I'll tell you that the product innovation each quarter is increasing in quantity over last year as we said it would, but in terms of percentage, it's just so highly competitive, and in terms of specific product launches that we haven't brought in yet, given how competitive it is, I'm sorry, I can't give you that now. I will just say that as you look at Wine Country, as a good example, you'll see that there's both product innovation on the durables, but also we're using lifestyle storytelling more in the Williams-Sonoma brand than we had before. It's something that we've learned how to do very well in our Pottery Barn brands and our West Elm brand, but really wrapping the seasonal layer around a theme that resonates with our customer. And so that, in addition to the product innovation, continues to strengthen through the back half of the year.

Operator

And we'll take our final question from Neely Tamminga with Piper Jaffray.

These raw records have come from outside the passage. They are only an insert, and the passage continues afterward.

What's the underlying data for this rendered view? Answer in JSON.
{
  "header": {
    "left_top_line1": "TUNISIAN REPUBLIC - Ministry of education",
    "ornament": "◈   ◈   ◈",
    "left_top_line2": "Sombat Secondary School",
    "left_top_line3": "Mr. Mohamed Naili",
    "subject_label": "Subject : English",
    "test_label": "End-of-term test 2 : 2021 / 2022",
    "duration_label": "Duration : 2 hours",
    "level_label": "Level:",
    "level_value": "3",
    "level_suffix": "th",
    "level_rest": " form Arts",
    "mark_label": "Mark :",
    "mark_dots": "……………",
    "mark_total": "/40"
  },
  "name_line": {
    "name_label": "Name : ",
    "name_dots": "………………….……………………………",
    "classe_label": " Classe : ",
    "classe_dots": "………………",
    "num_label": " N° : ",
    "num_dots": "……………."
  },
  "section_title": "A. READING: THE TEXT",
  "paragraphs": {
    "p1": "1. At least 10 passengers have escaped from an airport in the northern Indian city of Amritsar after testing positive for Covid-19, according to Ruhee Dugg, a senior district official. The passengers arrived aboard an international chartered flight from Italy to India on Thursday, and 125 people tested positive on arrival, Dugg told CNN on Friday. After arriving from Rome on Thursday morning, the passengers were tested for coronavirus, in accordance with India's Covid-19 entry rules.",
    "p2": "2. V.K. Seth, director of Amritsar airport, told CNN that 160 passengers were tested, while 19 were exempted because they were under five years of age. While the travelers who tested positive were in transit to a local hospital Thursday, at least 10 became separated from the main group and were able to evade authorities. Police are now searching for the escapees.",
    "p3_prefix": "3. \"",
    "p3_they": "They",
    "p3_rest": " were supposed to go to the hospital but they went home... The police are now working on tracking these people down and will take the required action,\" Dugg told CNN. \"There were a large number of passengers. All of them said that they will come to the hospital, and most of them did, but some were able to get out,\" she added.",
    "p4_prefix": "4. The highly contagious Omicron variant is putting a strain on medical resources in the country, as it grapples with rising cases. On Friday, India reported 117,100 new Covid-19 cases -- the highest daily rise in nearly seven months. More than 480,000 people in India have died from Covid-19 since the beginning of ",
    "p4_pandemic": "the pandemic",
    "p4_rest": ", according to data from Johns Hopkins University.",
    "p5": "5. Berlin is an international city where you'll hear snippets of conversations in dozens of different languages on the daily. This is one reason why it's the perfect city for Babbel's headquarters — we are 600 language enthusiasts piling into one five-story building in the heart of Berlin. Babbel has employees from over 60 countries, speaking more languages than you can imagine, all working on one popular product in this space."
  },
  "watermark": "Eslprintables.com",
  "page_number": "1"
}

Neely J.N. Tamminga - Piper Jaffray Companies, Research Division

Laura, can we talk a little bit about West Elm? I would love to hear from your perspective. Clearly, this brand has been -- continue to exceed expectations. And it sounds like the social media footprint is obviously exceeding that at square footage footprint at this point in time. Just wondering how you feel about the ultimate size of this business especially as direct sounds like it's a significant portion of their overall sales maybe relative to some of your other brands. And just one little follow-up question for Pat. Would love to hear from you guys, as you drive towards customization, are you already at the point of being able to do dynamic pricing through targeted promos on the unique user level or you're still batching that out?

Laura J. Alber

Thank you. West Elm is such an exciting growth story. And across the country, we are seeing strong response to the brand's high design, its authenticity and the craft that it brings to the customers. We also have seen success in expansion, particularly in our furniture collections, you should see this fall the expanded sofa collection, and there's opportunities like that in other categories throughout West Elm. Another strength is our decorator palette, which is helping our customers refresh rooms each season with pillows, throws, decorative accessories and flooring. As for the ultimate size, we said $1 billion. Could it be bigger? Given the size of Pottery Barn, you would say yes. I think the question remains how many stores can you have in each market and what is the right amount, and that's -- we're going to continue to open these stores and measure carefully the impact on where we have multi-store markets and let that show us the way. But nice growth in both direct and in retail and in comp. There's still room for margin expansion in that brand, and we continue to push, as I've said, on expansion and category, dimensional size and in authentic design. Pat, do you want to answer?

Patrick J. Connolly

Sure. And Neely, thanks. We're very excited about the customization. I think the whole area of being able to identify so many of our customers when they come to the site. And remember, we're going to be able to identify customer from 1 of 500 million to 700 million visitors and serve a personalized content to them on the web page in 1/31,000 of a second second. So technically, that's a pretty big achievement. Not many -- we don't know of any other retailer who -- conventional retailer who's been able to do that. We don't change the price in the moment based on the customer who happen to come to the site. I mean we do promotions, and we do look at prices across the web on a regular basis and adjust ours to be competitive, but we're not looking at them in the moment and saying, okay, for one customer, it's going to be a different price than another, if that's what you meant by dynamic pricing.

Operator

And that concludes our question-and-answer session for today. I'll now turn the call back to Ms. Alber for any additional or closing remarks.

Laura J. Alber

Well, thank you all for joining us this afternoon. We really do appreciate your time and your continued support, and we will speak to you again next quarter.

Operator

Thank you, everyone. That does conclude our conference call for today. We thank you for your participation. You may now disconnect.